AGRUMI SPREMUTI - A parziale scusante dell'atteggiamento tattico troppo impavido di Leonardo va evidenziato il momento di calo fisico dei nerazzurri. L'allenatore lo ha rimarcato a fine partita: la rincorsa iniziata a gennaio, spinta dall'entusiasmo e dall'euforia del cambio di tecnico, ha richiesto un esborso energetico non indifferente, e guai a chi sostiene che l'Inter, con Benitez, si sia riposata. Recuperare dagli infortuni, infatti, richiede sforzi notevoli. Il progetto all'arrivo di Leonardo sulla panchina nerazzurra era chiaro: cercare di dare il massimo per recuperare punti in classifica. La squadra c'è riuscita, è arrivata a portata di sorpasso ma alla fine ha ceduto a livello psicofisico nel momento cruciale, pagando dazio anche in Europa. Se a questo si aggiungono le chiamate provenienti dalla Patria, che impediscono a Leonardo di preparare bene le partite e spremono i vari nazionali (se non addirittura li mettono k.o.) la frittata è ancora più grossa. La tenuta fisica, in certi frangenti, è fondamentale, e quando viene a mancare questa anche la mente dei giocatori si annebbia e perde lucidità. Una condizione che oggi sembra attanagliare i giocatori nerazzurri.

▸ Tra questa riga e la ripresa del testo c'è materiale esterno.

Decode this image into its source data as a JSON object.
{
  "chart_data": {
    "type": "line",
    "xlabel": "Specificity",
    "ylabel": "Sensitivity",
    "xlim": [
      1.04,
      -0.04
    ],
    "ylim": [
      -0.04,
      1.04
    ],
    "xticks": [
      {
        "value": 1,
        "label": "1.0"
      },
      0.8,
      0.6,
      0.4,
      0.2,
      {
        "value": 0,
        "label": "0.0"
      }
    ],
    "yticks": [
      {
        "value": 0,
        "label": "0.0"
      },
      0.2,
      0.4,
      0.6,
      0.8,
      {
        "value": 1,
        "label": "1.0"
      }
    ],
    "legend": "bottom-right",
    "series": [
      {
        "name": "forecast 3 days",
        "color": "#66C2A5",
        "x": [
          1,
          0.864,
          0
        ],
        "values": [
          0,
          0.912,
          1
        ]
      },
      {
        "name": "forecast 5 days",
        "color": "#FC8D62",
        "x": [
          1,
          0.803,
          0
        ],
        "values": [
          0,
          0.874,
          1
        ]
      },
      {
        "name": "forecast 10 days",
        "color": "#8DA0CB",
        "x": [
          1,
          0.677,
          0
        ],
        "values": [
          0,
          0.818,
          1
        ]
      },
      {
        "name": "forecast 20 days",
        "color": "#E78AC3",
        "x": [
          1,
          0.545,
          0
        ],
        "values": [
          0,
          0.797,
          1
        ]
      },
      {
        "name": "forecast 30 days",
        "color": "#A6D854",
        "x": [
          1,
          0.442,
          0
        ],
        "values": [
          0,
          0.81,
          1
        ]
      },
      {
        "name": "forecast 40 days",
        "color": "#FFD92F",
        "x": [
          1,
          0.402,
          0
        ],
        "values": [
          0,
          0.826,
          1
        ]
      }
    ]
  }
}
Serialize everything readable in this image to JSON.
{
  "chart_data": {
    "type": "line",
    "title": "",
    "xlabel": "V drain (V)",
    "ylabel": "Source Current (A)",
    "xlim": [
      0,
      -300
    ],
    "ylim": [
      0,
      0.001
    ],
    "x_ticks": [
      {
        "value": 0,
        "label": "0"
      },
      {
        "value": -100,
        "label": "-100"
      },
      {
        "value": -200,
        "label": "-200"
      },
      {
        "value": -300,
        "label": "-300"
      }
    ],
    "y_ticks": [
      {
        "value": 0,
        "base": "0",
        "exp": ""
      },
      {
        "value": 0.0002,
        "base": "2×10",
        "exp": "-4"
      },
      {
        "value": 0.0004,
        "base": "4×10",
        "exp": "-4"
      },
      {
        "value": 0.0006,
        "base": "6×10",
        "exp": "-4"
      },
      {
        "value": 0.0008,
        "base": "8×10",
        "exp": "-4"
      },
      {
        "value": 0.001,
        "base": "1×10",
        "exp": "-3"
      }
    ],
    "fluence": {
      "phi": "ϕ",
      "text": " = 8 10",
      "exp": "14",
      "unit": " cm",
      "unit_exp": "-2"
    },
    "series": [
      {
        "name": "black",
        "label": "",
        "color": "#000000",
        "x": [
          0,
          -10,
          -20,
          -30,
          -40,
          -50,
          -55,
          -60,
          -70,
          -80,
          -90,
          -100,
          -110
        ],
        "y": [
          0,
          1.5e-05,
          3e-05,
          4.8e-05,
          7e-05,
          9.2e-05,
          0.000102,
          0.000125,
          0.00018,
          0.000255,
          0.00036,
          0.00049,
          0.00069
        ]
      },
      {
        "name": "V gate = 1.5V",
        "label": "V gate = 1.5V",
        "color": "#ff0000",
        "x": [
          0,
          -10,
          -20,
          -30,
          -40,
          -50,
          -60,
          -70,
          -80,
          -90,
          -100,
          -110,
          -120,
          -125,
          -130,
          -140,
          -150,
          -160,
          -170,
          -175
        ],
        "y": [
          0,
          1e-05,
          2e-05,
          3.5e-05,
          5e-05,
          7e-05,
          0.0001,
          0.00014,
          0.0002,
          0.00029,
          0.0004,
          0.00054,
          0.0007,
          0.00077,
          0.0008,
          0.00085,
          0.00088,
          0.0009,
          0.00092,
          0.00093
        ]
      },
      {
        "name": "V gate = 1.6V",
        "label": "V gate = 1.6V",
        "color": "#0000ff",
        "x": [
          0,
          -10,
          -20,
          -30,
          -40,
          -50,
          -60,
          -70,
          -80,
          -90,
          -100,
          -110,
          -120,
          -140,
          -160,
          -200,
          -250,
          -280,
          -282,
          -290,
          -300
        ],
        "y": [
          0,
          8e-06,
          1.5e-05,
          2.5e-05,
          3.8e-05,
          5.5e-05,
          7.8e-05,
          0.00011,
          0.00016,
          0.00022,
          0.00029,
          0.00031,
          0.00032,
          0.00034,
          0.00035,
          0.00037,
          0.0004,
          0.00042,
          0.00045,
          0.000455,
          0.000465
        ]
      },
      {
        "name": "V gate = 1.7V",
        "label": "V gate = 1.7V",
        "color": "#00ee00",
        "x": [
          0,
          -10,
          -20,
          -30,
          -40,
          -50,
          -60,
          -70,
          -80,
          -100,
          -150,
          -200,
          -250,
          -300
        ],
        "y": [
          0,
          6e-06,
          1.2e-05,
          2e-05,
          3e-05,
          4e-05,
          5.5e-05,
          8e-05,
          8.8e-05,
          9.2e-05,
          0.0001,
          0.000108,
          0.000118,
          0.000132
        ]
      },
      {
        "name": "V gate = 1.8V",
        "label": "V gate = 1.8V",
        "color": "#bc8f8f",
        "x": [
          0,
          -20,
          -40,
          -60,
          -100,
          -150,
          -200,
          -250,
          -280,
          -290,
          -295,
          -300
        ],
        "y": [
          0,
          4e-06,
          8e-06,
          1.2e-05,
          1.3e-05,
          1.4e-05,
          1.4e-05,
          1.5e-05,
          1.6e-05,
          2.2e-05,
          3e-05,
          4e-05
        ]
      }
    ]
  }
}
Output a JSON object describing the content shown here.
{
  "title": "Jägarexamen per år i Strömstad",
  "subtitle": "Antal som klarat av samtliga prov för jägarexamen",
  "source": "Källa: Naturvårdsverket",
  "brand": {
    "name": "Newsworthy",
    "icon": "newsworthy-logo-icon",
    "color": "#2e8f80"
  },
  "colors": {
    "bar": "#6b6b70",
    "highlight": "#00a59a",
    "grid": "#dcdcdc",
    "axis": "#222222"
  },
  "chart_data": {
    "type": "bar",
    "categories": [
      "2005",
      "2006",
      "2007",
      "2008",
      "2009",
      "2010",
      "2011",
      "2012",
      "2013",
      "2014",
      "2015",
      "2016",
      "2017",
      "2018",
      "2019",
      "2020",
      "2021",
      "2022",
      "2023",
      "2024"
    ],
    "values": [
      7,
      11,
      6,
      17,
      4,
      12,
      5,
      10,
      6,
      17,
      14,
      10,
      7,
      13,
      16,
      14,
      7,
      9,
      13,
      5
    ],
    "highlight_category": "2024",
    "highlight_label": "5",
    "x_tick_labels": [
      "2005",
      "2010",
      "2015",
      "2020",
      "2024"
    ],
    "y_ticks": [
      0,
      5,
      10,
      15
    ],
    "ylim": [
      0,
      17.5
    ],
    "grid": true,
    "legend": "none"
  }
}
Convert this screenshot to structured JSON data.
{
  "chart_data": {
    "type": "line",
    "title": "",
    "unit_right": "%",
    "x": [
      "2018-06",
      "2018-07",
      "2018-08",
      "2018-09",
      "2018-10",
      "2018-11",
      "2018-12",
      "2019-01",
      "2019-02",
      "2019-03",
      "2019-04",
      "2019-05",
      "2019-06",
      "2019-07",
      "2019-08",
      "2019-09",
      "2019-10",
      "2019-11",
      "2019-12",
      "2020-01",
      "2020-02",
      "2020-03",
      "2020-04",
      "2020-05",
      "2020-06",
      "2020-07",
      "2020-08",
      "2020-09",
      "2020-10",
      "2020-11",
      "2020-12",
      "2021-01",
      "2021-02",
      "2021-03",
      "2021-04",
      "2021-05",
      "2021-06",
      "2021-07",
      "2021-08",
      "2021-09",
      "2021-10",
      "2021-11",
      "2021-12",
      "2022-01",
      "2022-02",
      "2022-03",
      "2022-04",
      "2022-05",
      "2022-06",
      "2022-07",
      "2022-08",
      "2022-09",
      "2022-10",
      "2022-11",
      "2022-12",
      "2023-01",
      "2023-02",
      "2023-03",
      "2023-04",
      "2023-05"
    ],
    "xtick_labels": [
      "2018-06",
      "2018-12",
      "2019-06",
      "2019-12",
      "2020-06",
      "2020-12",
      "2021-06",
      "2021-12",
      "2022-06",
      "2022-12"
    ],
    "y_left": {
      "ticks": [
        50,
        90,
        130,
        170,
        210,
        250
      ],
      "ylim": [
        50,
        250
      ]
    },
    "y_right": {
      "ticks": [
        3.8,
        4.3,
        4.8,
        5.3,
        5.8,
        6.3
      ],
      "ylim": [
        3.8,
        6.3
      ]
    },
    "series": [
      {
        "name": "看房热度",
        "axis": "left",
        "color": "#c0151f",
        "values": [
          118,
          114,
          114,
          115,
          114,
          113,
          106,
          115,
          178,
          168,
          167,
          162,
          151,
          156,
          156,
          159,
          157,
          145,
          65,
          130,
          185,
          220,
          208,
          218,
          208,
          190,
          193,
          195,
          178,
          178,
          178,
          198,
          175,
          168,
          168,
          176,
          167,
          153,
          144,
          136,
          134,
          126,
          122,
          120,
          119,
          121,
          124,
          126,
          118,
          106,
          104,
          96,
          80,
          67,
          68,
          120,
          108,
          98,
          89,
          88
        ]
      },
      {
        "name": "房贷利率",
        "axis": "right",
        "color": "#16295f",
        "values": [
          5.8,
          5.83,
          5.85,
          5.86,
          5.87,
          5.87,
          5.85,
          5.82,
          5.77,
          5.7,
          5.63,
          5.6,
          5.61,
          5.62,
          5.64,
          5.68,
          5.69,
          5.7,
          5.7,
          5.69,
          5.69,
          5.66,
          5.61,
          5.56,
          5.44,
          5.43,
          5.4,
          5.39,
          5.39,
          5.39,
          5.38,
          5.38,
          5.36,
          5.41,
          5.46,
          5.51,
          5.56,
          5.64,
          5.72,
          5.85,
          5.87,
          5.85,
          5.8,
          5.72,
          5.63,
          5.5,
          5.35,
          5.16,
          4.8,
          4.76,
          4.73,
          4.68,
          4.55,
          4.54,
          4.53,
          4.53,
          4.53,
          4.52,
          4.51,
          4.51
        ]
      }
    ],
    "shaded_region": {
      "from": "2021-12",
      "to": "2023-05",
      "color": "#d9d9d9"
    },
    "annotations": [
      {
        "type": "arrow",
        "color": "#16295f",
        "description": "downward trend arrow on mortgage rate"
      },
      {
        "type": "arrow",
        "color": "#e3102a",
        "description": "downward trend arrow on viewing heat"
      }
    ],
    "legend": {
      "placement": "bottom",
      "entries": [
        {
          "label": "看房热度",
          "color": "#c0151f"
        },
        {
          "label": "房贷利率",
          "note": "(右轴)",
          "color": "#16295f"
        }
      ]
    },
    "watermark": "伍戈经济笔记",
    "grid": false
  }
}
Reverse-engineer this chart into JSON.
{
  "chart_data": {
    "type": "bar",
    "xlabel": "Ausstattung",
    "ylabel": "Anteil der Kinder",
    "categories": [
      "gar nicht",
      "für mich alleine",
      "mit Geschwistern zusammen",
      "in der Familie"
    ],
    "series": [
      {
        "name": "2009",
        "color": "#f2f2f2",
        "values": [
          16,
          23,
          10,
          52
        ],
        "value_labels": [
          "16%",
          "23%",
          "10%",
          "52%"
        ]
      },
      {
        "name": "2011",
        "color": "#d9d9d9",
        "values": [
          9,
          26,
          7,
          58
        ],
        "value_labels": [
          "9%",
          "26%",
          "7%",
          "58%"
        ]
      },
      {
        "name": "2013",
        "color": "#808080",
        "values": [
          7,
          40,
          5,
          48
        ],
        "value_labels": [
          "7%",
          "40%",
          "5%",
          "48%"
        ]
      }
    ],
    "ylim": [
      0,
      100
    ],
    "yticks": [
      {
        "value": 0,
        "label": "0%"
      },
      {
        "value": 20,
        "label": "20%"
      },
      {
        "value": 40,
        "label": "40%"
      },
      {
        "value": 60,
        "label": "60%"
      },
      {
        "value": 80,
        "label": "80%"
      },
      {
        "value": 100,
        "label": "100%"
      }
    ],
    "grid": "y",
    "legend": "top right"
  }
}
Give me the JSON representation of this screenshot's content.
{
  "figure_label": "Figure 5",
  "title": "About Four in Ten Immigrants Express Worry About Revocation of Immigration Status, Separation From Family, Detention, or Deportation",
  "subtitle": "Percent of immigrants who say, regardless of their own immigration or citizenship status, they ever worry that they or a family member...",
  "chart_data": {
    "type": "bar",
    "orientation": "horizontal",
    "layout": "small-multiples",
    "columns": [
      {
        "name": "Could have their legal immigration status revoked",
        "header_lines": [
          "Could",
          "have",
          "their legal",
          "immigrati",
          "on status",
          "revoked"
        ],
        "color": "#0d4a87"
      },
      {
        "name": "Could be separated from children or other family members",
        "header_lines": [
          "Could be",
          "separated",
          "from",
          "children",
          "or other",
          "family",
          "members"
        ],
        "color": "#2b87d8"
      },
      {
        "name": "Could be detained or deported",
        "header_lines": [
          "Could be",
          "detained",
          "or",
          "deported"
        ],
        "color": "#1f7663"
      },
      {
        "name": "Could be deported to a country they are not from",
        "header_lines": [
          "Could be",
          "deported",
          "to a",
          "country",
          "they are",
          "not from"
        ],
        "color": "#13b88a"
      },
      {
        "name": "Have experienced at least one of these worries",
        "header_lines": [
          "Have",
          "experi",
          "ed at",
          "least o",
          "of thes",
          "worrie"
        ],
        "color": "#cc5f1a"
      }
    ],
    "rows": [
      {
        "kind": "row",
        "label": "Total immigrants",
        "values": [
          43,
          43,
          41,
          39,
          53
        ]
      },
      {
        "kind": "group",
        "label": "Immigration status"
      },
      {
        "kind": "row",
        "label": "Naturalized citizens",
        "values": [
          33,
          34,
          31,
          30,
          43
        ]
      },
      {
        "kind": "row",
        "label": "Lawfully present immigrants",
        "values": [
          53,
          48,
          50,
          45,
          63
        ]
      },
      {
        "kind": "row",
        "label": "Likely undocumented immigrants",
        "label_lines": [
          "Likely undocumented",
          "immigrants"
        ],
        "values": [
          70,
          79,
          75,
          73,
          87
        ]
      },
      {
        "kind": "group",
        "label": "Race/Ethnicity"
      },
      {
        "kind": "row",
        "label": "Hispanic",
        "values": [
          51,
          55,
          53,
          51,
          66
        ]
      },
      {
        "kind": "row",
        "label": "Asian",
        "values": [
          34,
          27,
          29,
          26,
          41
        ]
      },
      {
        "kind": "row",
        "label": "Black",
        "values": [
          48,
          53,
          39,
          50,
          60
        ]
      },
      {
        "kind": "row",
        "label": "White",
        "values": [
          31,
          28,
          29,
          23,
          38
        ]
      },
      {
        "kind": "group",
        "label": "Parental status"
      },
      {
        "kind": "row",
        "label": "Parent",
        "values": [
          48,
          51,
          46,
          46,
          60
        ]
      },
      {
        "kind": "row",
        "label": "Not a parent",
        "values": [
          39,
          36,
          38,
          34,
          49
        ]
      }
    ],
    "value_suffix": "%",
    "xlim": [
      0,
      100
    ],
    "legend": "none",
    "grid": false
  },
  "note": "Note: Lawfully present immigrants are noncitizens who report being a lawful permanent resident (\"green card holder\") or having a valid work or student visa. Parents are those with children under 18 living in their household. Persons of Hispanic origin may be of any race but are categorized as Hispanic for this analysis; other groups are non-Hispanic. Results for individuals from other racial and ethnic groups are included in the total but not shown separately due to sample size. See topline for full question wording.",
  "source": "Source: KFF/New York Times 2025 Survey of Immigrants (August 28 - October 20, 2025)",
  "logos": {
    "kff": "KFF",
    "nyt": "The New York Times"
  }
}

NO AL DISFATTISMO - In giro si parla di gente ormai al tramonto della carriera, di 'senatori' bolliti che andrebbero accantonati e di scarse motivazioni. Assurdo, considerando che solo pochi mesi fa questi giocatori trionfavano in ben tre competizioni. Nessuno diventa un brocco dall'oggi al domani, anche se l'età non è più verde. È un periodo di stanchezza, quello evidentemente meno adatto, a cui si aggiunge un'impostazione tattica poco in linea con lo status attuale dei giocatori (nascosta finora dalle vittorie) e un'evidente perdita di fiducia quando le cose iniziano a girare male. Solitamente, questa squadra ha sempre reagito alle difficoltà, ne è la riprova la vagonata di punti ottenuti in rimonta e nella ripresa. Ma oggi questa forza sembra aver abbandonato i campioni nerazzurri, traducendosi in scarsa concentrazione e paralisi al cospetto delle difficoltà. Inevitabile, poi, che le accuse vadano a colpire anche i singoli. Facile in questo momento lasciarsi andare al disfattismo, alla voglia di cambiare guida, alle richieste di rivoluzionare il gruppo eccetera eccetera. Ma non bisogna dimenticare che solo a dicembre scorso nessuno avrebbe mai ipotizzato di poterle giocare certe partite con legittime ambizioni di vincerle. È andata male, molto, ma la stagione va conclusa in modo dignitoso, cercando di arrivare più in alto possibile. Rimontare il Milan è difficile, recuperare lo Schalke 04 improbabile, ma non dimentichiamoci che c'è una Tim Cup ancora in palio e l'occasione di riconquistare quella fetta di tifosi demoralizzata, che oggi vede solo nero.